Graphing the trajectory of a bullet shot at a falling cannonball can be done by plotting the position of the bullet over time. However, it's important to note that in this scenario, the bullet will not stop and reverse its motion due to the absence of external forces. Let's assume a simplified scenario for clarity:
Choose a coordinate system: Set up a Cartesian coordinate system with the x-axis representing the horizontal direction and the y-axis representing the vertical direction.
Determine the initial conditions: Note the initial position (x0, y0) and the initial velocity (vx0, vy0) of the bullet. Let's assume the bullet is initially at rest, so vx0 = 0, and vy0 is the initial upward velocity imparted to counteract the effect of gravity.
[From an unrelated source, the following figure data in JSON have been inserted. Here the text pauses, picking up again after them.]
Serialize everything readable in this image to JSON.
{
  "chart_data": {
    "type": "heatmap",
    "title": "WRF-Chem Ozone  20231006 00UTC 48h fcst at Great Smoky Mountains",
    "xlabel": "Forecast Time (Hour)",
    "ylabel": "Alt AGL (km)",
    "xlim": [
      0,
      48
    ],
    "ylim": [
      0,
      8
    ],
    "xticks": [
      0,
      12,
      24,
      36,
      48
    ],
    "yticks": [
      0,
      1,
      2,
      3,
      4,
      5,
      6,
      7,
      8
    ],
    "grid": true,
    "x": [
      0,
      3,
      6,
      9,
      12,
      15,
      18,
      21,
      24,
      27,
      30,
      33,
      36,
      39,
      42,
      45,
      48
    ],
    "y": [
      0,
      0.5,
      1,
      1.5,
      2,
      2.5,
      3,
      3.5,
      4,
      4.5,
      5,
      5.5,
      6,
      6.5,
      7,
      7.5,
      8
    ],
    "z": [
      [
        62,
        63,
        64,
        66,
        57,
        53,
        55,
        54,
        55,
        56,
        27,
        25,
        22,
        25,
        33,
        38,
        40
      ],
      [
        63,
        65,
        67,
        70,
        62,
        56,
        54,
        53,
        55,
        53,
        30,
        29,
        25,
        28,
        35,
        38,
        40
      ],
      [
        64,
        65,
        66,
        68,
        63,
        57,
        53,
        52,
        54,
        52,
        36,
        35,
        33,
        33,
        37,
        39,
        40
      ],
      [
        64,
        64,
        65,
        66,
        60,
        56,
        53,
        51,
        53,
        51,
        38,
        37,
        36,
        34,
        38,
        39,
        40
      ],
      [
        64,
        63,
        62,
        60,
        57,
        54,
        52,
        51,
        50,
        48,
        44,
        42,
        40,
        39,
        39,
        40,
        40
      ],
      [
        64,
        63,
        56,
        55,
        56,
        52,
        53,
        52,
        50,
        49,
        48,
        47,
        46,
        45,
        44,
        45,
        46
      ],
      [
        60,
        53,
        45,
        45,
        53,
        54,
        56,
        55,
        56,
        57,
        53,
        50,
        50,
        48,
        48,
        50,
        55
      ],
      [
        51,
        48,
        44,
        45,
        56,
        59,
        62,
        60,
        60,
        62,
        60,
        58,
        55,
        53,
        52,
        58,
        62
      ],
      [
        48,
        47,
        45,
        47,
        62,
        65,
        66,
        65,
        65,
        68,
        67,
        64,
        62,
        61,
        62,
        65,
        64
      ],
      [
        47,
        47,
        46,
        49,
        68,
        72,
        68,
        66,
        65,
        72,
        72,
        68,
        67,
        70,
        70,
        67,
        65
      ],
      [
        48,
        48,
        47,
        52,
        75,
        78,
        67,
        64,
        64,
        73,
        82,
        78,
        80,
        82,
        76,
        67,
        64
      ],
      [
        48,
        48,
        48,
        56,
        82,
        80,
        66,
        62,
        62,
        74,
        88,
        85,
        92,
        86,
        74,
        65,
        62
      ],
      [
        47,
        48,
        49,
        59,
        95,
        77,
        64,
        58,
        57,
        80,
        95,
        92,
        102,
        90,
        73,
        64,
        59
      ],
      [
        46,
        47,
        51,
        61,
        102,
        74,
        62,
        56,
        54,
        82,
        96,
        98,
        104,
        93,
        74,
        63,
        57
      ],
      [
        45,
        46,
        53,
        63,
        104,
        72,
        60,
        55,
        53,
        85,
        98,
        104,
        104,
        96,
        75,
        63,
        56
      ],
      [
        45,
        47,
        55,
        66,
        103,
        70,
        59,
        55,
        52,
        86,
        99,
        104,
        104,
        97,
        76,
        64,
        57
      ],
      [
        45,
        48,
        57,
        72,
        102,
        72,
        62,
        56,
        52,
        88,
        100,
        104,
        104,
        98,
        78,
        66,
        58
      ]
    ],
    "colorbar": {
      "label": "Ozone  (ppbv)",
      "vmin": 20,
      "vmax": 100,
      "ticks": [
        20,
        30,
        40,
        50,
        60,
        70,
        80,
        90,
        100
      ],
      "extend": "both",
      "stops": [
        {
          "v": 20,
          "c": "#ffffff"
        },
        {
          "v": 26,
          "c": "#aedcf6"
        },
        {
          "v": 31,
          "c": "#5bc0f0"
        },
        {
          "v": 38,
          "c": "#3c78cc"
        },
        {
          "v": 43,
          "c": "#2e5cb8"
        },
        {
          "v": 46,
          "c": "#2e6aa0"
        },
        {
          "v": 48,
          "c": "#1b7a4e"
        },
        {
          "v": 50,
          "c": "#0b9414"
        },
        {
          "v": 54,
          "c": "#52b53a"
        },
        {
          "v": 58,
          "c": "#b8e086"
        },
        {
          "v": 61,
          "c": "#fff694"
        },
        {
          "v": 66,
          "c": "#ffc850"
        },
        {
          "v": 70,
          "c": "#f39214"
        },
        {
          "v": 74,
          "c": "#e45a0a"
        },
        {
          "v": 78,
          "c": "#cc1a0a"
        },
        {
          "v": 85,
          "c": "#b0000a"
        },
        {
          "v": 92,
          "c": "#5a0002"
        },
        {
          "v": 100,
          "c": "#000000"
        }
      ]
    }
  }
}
Determine the acceleration: The bullet experiences two primary forces: gravity acting downwards and the force imparted by the cannonball acting upwards. The net force on the bullet determines its acceleration. Let's assume no other forces (e.g., air resistance) are significant. The acceleration in the x-direction is zero since there are no forces acting horizontally. The acceleration in the y-direction is the acceleration due to gravity, typically represented as -9.8 m/s^2.
Solve the equations of motion: Using the initial conditions and the equations of motion, you can determine the position of the bullet (x, y) as functions of time (t). The equations of motion can be solved separately for the x and y directions. Assuming the absence of air resistance, the motion in the x-direction is uniform, and the motion in the y-direction is subject to acceleration due to gravity.
x(t) = x0 + vx0 * t
y(t) = y0 + vy0 * t + (1/2) * (-9.8) * t^2
Plotting the trajectory: Using the equations above, you can generate a graph that shows the trajectory of the bullet. The x-axis represents time (t), and the y-axis represents the height (y) of the bullet above the ground.
The graph will show the bullet initially at rest, then it will start to fall due to gravity, and its height will decrease over time until it reaches the ground. The horizontal position (x-coordinate) will continue to increase uniformly since there are no forces acting in that direction.
Note that in this simplified scenario, we are assuming that the bullet's trajectory is not significantly affected by air resistance or other external factors. In reality, these factors can influence the motion of the bullet and the cannonball.